Nicole Stansbury
(for Deb McGhee)


Once on t.v. I saw a stigmatic. This particular one was chanting and all aquiver, her eyes slitting out everything but bliss while the other believers, clay-footed, looked on. It was a girl, and after not too much time the camera zoomed in on her palms, where rust-colored marks had appeared. I thought it was fancy that the girl was earnest enough to give birth to the spots. I for one have been enough of a yellow-bellied chicken liver to give it up only at night, so that the next day my friends point, drag their fingers sadly along the flesh saying, what happened? What happened here? They are remarking on swatches of green--sometimes on my shins, again on my forearms--dotted dark around the edges, like sliced kiwi fruit. I can't think to say that my body, twitching like a dog's leg through dreams, is basically taking the rap. An imbecile, fertile and bone-laden, horny and ridiculous, this body couldn't spot a metaphor for anything.
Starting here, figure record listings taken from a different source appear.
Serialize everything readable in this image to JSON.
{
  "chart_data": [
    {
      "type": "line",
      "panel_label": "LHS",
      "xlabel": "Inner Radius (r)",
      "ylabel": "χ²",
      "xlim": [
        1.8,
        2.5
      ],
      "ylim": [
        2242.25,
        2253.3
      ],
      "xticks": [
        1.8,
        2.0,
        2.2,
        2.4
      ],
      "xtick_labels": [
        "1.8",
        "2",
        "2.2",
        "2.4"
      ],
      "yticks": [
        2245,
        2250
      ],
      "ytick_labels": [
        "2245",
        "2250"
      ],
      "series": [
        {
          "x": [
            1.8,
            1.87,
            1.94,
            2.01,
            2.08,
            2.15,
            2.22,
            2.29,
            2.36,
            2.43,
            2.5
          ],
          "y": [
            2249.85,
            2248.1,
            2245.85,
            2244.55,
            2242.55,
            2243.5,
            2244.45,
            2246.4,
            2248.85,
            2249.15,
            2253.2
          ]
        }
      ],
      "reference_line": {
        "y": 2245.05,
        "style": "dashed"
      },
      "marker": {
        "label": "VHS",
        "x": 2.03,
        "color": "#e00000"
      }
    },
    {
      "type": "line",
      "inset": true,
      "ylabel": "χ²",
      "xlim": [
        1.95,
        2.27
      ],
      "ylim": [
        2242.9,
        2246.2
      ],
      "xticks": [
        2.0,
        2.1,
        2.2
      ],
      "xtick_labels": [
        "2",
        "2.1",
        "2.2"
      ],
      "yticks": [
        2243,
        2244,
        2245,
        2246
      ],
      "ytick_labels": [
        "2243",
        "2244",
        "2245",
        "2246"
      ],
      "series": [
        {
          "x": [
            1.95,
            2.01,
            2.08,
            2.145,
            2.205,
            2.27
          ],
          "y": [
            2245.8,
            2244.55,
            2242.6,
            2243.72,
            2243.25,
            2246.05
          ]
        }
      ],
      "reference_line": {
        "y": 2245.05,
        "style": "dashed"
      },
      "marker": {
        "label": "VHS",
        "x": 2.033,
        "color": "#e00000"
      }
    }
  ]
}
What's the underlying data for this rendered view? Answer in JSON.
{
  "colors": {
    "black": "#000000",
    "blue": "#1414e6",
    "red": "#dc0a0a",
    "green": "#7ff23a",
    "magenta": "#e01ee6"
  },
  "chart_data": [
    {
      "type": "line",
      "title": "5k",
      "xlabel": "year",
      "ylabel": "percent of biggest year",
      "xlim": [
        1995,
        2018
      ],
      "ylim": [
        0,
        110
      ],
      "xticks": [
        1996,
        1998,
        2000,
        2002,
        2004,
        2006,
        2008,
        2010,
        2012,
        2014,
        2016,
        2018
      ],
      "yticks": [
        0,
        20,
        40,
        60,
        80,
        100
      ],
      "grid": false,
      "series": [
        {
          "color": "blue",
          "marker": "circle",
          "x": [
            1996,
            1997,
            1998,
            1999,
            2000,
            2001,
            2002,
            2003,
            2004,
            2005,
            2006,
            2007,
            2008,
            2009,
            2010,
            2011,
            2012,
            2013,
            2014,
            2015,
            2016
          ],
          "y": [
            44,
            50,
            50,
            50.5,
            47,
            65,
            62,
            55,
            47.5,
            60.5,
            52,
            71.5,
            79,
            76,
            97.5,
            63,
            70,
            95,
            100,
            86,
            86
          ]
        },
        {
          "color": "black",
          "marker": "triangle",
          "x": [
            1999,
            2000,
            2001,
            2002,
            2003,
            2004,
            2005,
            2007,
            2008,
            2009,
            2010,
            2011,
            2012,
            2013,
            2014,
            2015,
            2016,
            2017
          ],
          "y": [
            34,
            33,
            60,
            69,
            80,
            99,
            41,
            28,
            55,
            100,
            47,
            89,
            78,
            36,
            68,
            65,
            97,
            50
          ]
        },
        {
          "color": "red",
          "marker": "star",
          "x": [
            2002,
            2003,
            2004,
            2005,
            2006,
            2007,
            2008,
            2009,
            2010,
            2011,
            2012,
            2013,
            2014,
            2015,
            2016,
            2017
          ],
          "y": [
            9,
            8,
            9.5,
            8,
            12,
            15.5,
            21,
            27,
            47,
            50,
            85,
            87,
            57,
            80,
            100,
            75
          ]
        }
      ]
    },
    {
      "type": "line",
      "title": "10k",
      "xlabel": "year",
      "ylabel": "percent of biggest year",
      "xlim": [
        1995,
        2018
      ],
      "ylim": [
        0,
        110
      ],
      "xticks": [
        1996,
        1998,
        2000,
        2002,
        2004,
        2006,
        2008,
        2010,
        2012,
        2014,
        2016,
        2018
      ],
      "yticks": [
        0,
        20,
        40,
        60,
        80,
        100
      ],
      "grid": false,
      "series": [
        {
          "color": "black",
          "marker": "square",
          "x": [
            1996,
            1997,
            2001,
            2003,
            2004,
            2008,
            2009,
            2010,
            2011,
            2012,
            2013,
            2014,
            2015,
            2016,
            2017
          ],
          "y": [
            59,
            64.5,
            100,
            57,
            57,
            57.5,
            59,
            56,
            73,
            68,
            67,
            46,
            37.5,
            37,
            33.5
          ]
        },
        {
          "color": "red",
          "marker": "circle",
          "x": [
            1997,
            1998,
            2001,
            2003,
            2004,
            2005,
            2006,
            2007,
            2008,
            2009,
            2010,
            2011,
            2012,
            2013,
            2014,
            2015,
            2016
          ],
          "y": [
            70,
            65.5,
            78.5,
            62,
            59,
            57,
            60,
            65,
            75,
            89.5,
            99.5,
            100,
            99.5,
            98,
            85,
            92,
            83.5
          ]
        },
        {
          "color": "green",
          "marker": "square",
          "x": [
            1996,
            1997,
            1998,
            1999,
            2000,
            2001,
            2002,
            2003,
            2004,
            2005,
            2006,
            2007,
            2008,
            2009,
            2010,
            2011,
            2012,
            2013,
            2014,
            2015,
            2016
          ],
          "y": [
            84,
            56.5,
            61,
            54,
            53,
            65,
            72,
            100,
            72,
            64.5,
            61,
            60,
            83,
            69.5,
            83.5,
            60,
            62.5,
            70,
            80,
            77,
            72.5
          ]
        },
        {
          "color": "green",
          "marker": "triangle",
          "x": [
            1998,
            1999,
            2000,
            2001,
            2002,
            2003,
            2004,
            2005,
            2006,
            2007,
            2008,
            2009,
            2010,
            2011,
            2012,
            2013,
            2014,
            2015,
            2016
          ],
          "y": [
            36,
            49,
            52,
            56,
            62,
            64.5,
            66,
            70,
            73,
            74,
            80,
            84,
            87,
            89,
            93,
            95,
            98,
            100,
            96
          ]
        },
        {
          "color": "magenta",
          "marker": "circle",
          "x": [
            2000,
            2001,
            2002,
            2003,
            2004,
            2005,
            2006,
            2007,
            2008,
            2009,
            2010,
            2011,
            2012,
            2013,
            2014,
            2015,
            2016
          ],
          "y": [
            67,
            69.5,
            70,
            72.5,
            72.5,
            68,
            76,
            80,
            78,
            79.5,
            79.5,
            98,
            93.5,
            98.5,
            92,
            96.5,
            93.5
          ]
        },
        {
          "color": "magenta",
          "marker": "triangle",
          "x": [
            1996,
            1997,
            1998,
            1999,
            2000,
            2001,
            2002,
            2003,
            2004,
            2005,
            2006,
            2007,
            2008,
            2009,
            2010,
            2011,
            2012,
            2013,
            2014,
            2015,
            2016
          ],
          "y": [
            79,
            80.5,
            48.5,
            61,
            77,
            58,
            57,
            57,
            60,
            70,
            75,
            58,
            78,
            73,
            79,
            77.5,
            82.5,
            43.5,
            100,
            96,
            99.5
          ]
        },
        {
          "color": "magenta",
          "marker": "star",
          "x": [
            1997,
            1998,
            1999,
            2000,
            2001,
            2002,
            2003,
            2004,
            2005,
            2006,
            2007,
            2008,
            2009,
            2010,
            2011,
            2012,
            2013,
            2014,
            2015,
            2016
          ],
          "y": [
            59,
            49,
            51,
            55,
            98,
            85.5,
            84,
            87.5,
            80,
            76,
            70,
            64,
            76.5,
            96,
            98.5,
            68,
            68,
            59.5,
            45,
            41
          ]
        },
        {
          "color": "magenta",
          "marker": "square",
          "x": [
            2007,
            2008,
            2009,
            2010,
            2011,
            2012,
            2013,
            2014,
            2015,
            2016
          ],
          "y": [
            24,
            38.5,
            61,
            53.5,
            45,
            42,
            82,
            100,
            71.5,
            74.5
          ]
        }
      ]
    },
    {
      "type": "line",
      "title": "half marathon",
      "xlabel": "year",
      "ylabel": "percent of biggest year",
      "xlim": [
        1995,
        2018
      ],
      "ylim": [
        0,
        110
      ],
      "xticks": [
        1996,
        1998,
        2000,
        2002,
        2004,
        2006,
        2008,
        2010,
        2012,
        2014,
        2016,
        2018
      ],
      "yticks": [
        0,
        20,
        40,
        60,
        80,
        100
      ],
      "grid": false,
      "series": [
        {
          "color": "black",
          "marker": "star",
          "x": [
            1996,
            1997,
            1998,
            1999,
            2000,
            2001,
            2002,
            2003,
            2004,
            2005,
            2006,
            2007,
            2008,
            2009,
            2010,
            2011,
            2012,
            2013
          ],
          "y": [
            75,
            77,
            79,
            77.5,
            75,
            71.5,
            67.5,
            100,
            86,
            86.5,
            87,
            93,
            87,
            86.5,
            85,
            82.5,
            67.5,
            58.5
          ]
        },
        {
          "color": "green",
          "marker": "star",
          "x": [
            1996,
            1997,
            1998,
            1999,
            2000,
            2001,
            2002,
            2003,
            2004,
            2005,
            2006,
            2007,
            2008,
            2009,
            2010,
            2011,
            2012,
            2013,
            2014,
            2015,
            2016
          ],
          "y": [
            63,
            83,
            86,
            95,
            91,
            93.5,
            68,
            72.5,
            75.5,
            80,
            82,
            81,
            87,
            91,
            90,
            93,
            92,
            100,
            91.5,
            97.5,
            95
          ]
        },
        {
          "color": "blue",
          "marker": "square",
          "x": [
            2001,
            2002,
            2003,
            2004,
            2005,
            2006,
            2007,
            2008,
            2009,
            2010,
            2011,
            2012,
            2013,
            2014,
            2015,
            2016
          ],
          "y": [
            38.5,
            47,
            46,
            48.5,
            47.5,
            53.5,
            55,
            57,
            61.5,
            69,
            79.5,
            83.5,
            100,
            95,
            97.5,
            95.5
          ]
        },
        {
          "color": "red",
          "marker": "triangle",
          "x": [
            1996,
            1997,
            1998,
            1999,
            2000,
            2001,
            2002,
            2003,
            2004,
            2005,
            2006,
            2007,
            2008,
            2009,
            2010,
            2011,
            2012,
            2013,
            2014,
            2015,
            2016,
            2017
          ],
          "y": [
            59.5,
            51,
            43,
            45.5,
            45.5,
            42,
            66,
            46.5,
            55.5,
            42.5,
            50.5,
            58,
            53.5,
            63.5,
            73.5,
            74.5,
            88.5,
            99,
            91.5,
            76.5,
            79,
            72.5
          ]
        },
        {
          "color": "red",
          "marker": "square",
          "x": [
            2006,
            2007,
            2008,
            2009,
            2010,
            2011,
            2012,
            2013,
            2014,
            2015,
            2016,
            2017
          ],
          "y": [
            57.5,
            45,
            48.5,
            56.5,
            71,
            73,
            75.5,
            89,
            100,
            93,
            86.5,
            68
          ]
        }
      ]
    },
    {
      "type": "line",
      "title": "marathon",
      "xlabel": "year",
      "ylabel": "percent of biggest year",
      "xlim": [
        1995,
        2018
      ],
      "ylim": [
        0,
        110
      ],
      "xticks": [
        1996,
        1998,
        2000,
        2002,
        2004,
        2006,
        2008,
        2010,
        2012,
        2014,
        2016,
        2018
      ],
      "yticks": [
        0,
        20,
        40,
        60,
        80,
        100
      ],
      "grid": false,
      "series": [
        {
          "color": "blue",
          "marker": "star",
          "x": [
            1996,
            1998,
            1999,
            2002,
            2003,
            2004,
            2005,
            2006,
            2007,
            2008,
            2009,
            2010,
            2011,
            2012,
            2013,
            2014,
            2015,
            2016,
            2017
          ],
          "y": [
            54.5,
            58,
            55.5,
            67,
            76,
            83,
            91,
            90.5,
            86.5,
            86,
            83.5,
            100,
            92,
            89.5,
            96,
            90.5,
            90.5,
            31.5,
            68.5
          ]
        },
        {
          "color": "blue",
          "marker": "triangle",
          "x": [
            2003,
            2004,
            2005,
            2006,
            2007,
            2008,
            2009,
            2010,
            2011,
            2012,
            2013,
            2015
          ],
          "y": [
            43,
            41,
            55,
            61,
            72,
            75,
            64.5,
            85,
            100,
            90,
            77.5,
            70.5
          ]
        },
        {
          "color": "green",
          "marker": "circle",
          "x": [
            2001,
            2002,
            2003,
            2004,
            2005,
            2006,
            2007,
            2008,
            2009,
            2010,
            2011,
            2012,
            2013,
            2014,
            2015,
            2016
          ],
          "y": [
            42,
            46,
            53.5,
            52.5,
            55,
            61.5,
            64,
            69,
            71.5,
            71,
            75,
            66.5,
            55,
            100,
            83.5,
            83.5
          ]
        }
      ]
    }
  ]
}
It's the bargain fruit, like the rotting but fragrant bananas whose capture my mother used to put us kids in charge of, the ones piled in an extra cart at the end of the aisle.

Here has been the big question: how many times do you have to get scared in a life? before you just say fine, I will be a cannibal, thank you, may my soul eat me from the inside out, may I languish like an old woman among many cats and buildings of old National Geographics just so long as I wake up every morning? I'm trying to say how lately I've been noticing people in pieces: or anyway, with pieces gone. There's a girl at work, a janitor, who looked at me the other day through the tiny square glass of a classroom, smiled lopsided, and you could see the difference. Once she'd been a student of mine and these days she was someone else, her eyes liked to look off to the side and her speech was looser in the limbs. I don't know what must've happened. Maybe hit by a car. Maybe fallen from a motorcycle. And now a whole other person.

Then I saw a lady with a suddenly bad hip. She didn't used to walk that way, so that you have to be amazed by the survival going on in the world. She went up on one stiff foot in a white leather sandal like it was dancing. Her husband, I noticed, had learned to walk slower. He strolled now with his hands behind his back, taking some time to stop and smell the roses, since he had this new girl. And when my mother gets her headaches, words on a page just disappear. Just fade away and collapse on either side, until all she has left is a syllable.

You have to wonder, after that kind of parting out, what the point is. Memories, like the corners of my binder, is what my mom--mad at Barbara Streisand because my dad thought she was such a dish--used to sing. And later the melody would break her heart every time, since she thought of it by then as their song. When it came on we'd try to whip past, and wonder about it when she insisted, when she had to sing along and cry, making it look happy. It was my mother teaching me not to be vigilant, to forsake her so she could sing, what's too painful to remem-HEM-ber, we simply choose to-HOO for-HOR-get. And her face was more beautiful than I can speak here, and her rendition always brought down the house.

How can I explain? I have suddenly in my life, this heart. She has a crooked nose, a drawl. She is sulky, she bites, her hair hangs over her cheeks, she is essential. I have this theory that she walks like a hound dog, which is to say in a hurry the way such a dog might be, roaming a neighborhood, loose in the legs. Across from me in booths she looks for outs, for driveways or an alley; and hauled close, her nerves are shot. You can feel both of us jangled, breathing hard, so that anyone with any sense would know to separate us. We are terrified of each other, see, and crazy in love. Yesterday, having noticed one of the greenish nighttime love bites, my newly beloved--to make a point--lowered her mouth to my shoulder and gave me a hickey. A laying on of tongue. Not that the woman on t.v., who let the spirit seep so cornily through, was anything but fabulous. But yesterday, for the first time ever, I had the nerve to watch my girlfriend walk away. She got small, and when she waved, her hand in its white glove looked to be floating. Hallelujah! I wanted to say. Because if you could see for one instant the way she moves through this world-- her face dipped and attentive, her hair sliding; her gaze off and away, scanning for ships and lovers and tiny black silhouettes--you would know my shipwreck, and the gesture of sheer stupid faith such a girl would inspire.